The Customer Is Always Right: Wrong…

“The Customer is always right”…. Right? WRONG!  That phrase, the customer is always right, raises the hair on the back of my neck.

I have spent the better part of my adult life on both sides of customer service interactions as the Customer and as the service representative. I can tell you from experience the customer is not always right.

If a customer service representative speaks that phrase or even thinks it they are doing the customer a great disservice and selling themselves, as a service provider, short. As a customer seeking service do we want a “yes-man” or do we want someone to evaluate our needs and offer solutions? As a service representative does one want to be gopher or a problem solver?

Service representatives should be held accountable for listening and understanding both our stated needs and unstated needs. They must approach us as partners where anything less than a win-win result is a failure for both parties as well as a failure for the company they represent. Likewise customers must hold themselves accountable for effective communications and for clearly stating our needs and expectations at the beginning of the interaction. We too must be a partner with the goal of a win-win. If we allow ourselves to think that solely because we are “The Customer” we are always right then we have limited the potential for highly effective outcomes.

The service experience is more important than the outcome. Think about that for a minute. Have you ever had an experience where you paid more for a service or product when you could have bought it for less some where else?  You probably did so because the experience you had at the company that offered the same product a lower price was a negative one, or the experience at the shop with the higher prices was significantly more pleasurable.  As customers we will drive farther, wait longer, pay higher prices and even settle for less quality in the product if the service experience is effective, efficient, and positive.
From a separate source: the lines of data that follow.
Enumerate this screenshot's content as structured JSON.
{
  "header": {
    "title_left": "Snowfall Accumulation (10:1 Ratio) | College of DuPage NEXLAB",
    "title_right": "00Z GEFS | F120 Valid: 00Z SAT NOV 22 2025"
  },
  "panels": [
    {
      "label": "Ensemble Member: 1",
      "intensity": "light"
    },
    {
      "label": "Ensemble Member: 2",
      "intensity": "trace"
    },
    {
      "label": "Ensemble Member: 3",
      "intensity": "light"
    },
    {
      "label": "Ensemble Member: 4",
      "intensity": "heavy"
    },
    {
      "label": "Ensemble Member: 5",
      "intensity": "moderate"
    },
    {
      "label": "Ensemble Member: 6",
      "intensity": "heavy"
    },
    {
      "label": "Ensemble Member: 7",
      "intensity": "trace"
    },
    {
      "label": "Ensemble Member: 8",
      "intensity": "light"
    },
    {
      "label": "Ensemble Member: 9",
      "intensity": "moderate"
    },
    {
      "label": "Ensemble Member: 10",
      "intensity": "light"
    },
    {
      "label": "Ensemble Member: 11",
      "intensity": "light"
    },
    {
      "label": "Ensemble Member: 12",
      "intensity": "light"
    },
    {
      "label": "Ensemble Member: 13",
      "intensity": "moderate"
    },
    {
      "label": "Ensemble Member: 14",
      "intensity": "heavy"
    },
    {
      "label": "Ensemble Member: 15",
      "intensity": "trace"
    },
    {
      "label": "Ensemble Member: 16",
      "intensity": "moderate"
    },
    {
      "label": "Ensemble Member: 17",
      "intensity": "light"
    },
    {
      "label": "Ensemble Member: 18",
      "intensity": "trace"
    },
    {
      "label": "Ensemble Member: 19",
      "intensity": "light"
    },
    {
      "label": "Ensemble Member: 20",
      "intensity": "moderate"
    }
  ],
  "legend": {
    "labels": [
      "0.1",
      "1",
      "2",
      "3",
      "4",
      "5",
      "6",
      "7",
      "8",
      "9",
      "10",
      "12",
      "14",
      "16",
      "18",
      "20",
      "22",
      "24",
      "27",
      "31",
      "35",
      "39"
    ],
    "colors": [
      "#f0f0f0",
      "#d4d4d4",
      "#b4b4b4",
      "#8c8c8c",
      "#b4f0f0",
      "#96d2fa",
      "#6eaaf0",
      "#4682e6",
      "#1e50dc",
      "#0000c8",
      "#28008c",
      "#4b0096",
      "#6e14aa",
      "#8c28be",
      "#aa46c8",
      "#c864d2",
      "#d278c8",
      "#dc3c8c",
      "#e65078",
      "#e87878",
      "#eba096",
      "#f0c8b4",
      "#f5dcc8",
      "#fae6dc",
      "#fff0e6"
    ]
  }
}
This concept of the service experience should be taken seriously by companies seeking to differentiate themselves. Why? Because customers make an emotional investment, as well as a financial investment,  when purchasing products and services.  The higher the price the deeper the emotional investment factor (EIF) becomes.  Managing the EIF becomes tricky, especially when the customer is “wrong”.  Employees most adept at navigating this challenging service terrain are typically intelligent, instinctive, nimble, and highly motivated.  These types of employees command, as they should, a higher than average salary and unfortunately that’s the challenge for so many companies we deal with in our every day lives.

Whether you’re a small local company with a receptionist who handles “the phones” or Dell Computers with thousands and thousands of service reps, headcount is typically the biggest number in your budget and it is seems to be increasingly compelling for CEO’s and CFO’s to discount service in an effort to increase the bottom line. Unfortunately, the question for the shop owner and the CEO too often becomes: “how much dissatisfaction can we afford?”

Don’t accept poor service. Don’t accept poor service! Hold companies accountable to meeting your (reasonable) needs and share the responsibility for making sure you get it.  As customers we are definitely not always right.  But we do deserve a quality interaction with a representative who is willing and empowered to partner with us to affect positive and pleasurable outcomes.

So remember.  Regardless of which side of the interaction you are on:  it’s not always about the outcome… it’s about the experience.